There's a name for a governing body that will impose the harshest sanction possible against someone who cooperates, while whimping out against serious repeat offenders: a bully. The NCAA, if for no other reason than to save plane fare to Champaign, should have shut Illinois down.

Someone privy to the thinking of Committee on Infractions members says Maryland was hit hard because the committee was angry, very angry, over the big money made off the sale of ACC tournament tickets, which were sometimes arranged by staffers.

Also, the committee perceived Bob Wade, a black coach, was being hung out to dry by an unsupportive lily-white university community, even though the ticket scam started during the Driesell years.

And for that Maryland should have been punished, even though both coaches had been forced out by then.

Strangely, Illinois used its NCAA tournament tickets as a recruiting device -- strictly against the rules -- but that wasn't perceived as being as serious as what Maryland did.

Yes, Illinois and Missouri were hit with tougher recruiting sanctions, but nothing hits a school harder (in the wallet, of course) than no live television for a year. Especially when that school plays in the TV-rich Atlantic Coast Conference.

So, will Maryland flex its muscles next time and tell the NCAA to take a hike -- which is exactly what the NCAA deserves?

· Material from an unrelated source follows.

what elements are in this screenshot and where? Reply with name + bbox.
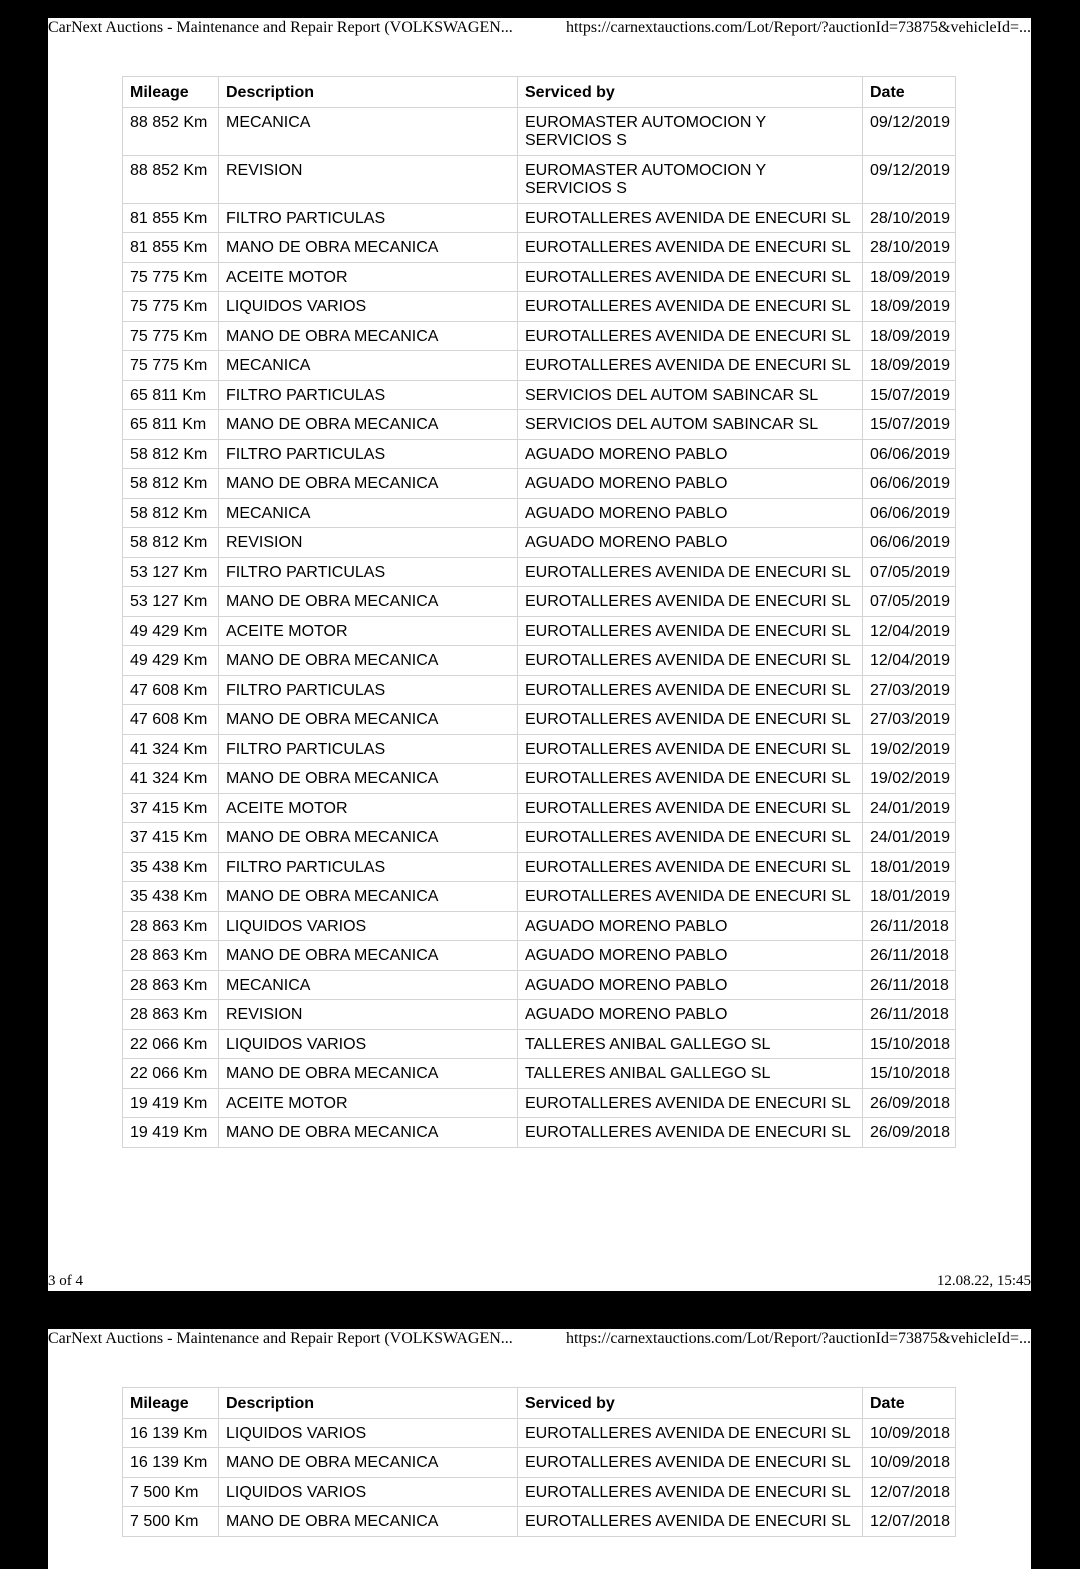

Andy Geiger, Maryland's new athletic director, will take the highroad even if he too can't understand why his school has been singled out for a television ban. "I don't want to come off as being soft," he said, "but I'm trying not to have this community focus on what's happening at other universities.

"There has been a lot of that in my first few weeks here. I don't want us to feel sorry for ourselves. The presentations of the schools are different, the crimes are different. In some cases, you're comparing apples and oranges. It's not all that different from the judicial system. There just isn't any way to be comparatively accurate, which is why I don't want us dwelling on what's happening at the other universities.

"I've heard this quite a bit, that 'the NCAA is the enemy.' The NCAA didn't break a single rule, the University of Maryland did," he said. "They're not the bad guys. I know the people on the Committee on Infractions, and they don't look forward to this {imposing sanctions}. But their task is to sit in judgment."

Geiger's analogy using the U.S. judicial system is well-taken, though it too should be held accountable for grievous errors. This is a wise approach and course of action Geiger has chosen during this season of no lights, no cameras, just action, to make Maryland the best it can be instead of making excuses.